António Gancho, O Ar da Manhã, 1995
© José Carreiro |
LISBOA, 4 DE JULHO DE 2004 (DOMINGO)
Há uma glória neste lugar solar
por sobre a sombra, o desabrigo,
ladeando ventos, passos, vozes,
pássaros de água
Há sob o sol antigo (sol alheio, de sobranceria)
um acolhimento, como se ele apenas contigo
houvesse agora entendimento e no princípio
da praia, solitário, te esperasse.
Para trás ficou a cidade — a cidade-estuário,
a cidade azul levantada pelo rio, a cidade olhada,
percorrida, no bater do coração de tanto Verão —.

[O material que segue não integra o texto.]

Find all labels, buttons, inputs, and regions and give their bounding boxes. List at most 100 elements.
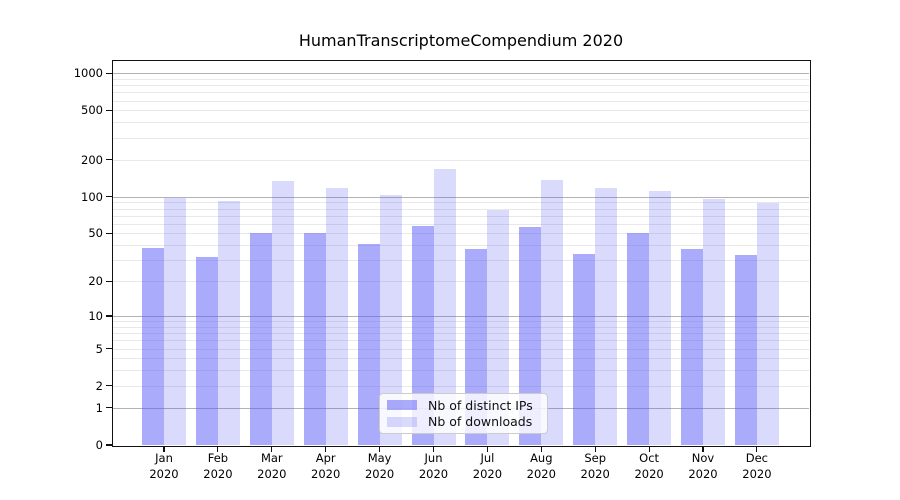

amarga e amada e na tarde da terra o trabalho
avança, contigo para o sem-nome da distância,
solitária e azul
Maria Andresen, Livro das Passagens
Lisboa, Relógio d’Água, 2006
Lisboa, Relógio d’Água, 2006
LISBOA, INVERNO DE 2006
Pelo grande azul que ao sol se mistura
e a leve toldação de névoa
esta é uma manhã em que está ela
E com ela assim passamos e tocamos
não no mistério mas nesta face clara
Aqui no grande Terreiro da cidade não há o
contínuo coro das cigarras, metálico, estridente
e sem monotonia, canto da terra encarnada
Solo que do solo sobe como se eco do sol fosse
Sobe como estrídulo louvor em lugares deificados
Aqui não há isso, mas modulações ventosas
vindas na linha de água ao fundo da manhã
Por isso aqui em manhãs de sol e sob o frio
a alma sobe e podes procurá-la – ela estará
Colada ao sítio das cigarras, ao sol agradecida
desadornada e alvíssima como se não houvesse havido ida
Maria Andresen, Livro das Passagens, 2006
AVENIDA ALMIRANTE REIS
Os corpos encostados à parede
talvez recordem paisagens brancas,
uni inverno ucraniano com árvores
perdidas na neve. Que outros olhos
viram estes olhos? Eu passo por eles,
eles não me vêem. Partilham a garrafa
de vinho, um pente. E a montra do café,
apagada e triste, serve-lhes de espelho.
José Mário Silva, revista Relâmpago nº12, Abril 2003
CIDADE
Imensa, troglodita, ambiciosa,
vai a cidade até à praia;
perdeu no campo as rochas cor-de-rosa,
e o mar, se a busca, evita-a, não desmaia,
antes se ergue negro contra o desconforto.
O rio leva casas debruçadas
que já, com o tempo, foi cavando em arcos
de perfil sem cal, inclinado e morto...
e leva também barcos.
No céu, as nuvens correm desviadas,
enquanto o Sol, em dardos, sobre o mar as crava.